British Columbia has already implemented the B.C. Declaration on Rights of Indigenous Peoples Act, which commits the province to aligning itself with the UN declaration. Since 1982. Indigenous rights have been protected under s. 35 of the Constitution and, Adkins says, Canada is “one of the few countries in the world that [has] protected Indigenous rights.”
But one of the challenges in bringing in new federal standards is what they would mean for a large, diverse country such as Canada, he says. What do those standards mean in practice? “We need to work through how we balance meaningful protections in Indigenous rights to broader public projects like pipelines.
“Courts will have to look at all of this and say, ‘What does it mean to incorporate a consent right into our environmental assessment process? What factors does the environmental assessment office in B.C. have to consider when deciding to go ahead, even in the absence of consent from Indigenous people? Those types of questions, I think, will ultimately end up back in the in the court, but at this stage it’s being driven by legislation and policy” and less so by case law.
The Wet’suwet’en protests raise the question of who needs to be consulted, says Vidrascu. Should it be the band council? These were created under the Indian Act to administer the reserves. Or is it traditional representatives by traditional rules and customs? In the Wet’suwet’en contest, the band supported the Coastal GasLink pipeline project but the hereditary chiefs didn’t.

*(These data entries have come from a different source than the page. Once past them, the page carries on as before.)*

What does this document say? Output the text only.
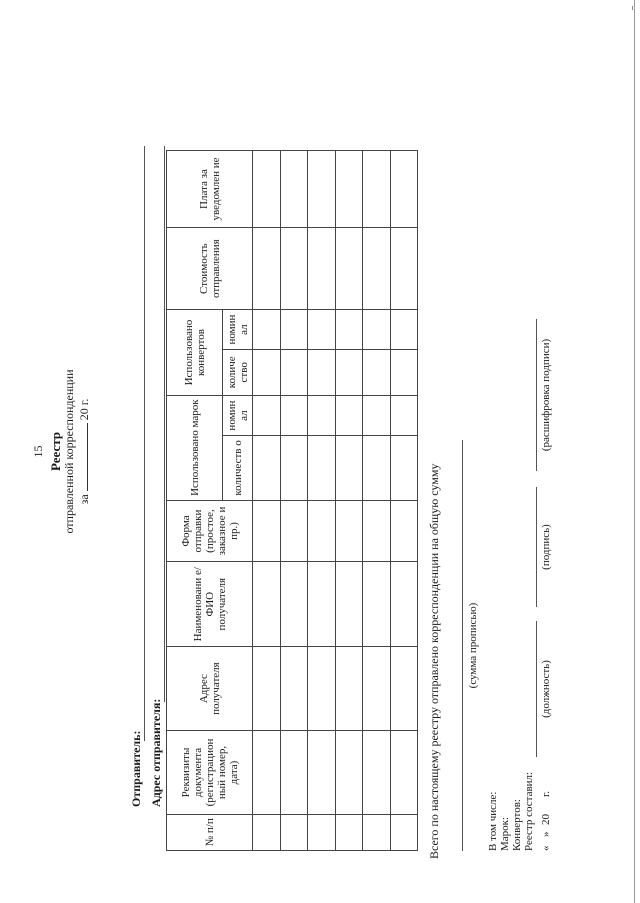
15 Реестр отправленной корреспонденции за  20 г.
Отправитель: Адрес отправителя:
№ п/п	Реквизиты документа (регистрацион ный номер, дата)	Адрес получателя	Наименовани е/ФИО получателя	Форма отправки (простое, заказное и пр.)	Использовано марок		Использовано конвертов		Стоимость отправления	Плата за уведомлен ие
					количеств о	номин ал	количе ство	номин ал		

Всего по настоящему реестру отправлено корреспонденции на общую сумму (сумма прописью)
В том числе: Марок: Конвертов: Реестр составил: «
»
20
г.
(должность)
(подпись)
(расшифровка подписи)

“That’s a question that should go to the courts some day: Who should be consulted?”Vidrascu also cites questions such as what are the rights of traditional First Nations families with respect to consultation projects; when a right or title is collective, “who should you talk to? That will probably have to be clarified by the courts, but, otherwise, the duty to consult has been the object of 20 years of case law and has been clarified quite a lot.”
The decision in Delgamuukw v. British Columbia was rendered by the Supreme Court in 1997, followed by the landmark Haida Nation v. British Columbia (Minister of Forests) in 2004. Coldwater First Nation v Canada (Attorney General), rendered this year, was the Federal Court of Appeal dismissal of Indigenous groups’ appeal to stop the Trans Mountain Pipeline expansion.
The Coldwater case is important in that it clarifies how the duty to consult needs to be performed in certain circumstances, since it derives from the honour of the Crown. In its judgment, the FCA indicated that the requirements to consult are “not as stringent as we thought it would be; it's based on reasonableness, and no specific outcome to be reached.” The duty to consult doesn’t grant veto rights to oppose projects, and even in cases where deep consultation has occurred, the Crown is not obliged to reach an agreement with First Nations.
“It doesn’t impose a standard of perfection,” and courts do not need to become “an academy of science and look in detail at the scientific evidence.”
Vidrascu says that if the federal government applies the same wording that UNDRIP uses — “free, prior and informed consent” of First Nations to projects affecting them — it would overturn the Mikisew Cree First Nation v. Canada (Governor General in Council) ruling of 2018.
“The SCC held that the duty to consult does not apply to legislation,” so the federal government would not have to consult First Nations before adopting legislation that affects them, he says.
“That would be a huge new thing, if the federal government was obliged to consult each and every time they draft a bill. Currently, they have to consult when they approve a project that impacts on the First Nations’ asserted or proved rights. So, that’s going to be a huge thing if the government keeps its promise to adopt” UNDRIP.
New Conservative party leader Erin O’Toole has promised a National Strategic Pipelines Act, which would allow the federal government to identify national strategic pipelines and subject the projects to expedited reviews if declared of national strategic interest. This would remove authority from the provinces to approve projects and may lead them to contest the act, Vidrascu says.
“That’s going to be almost certainly challenged by the provinces on a constitutional basis.”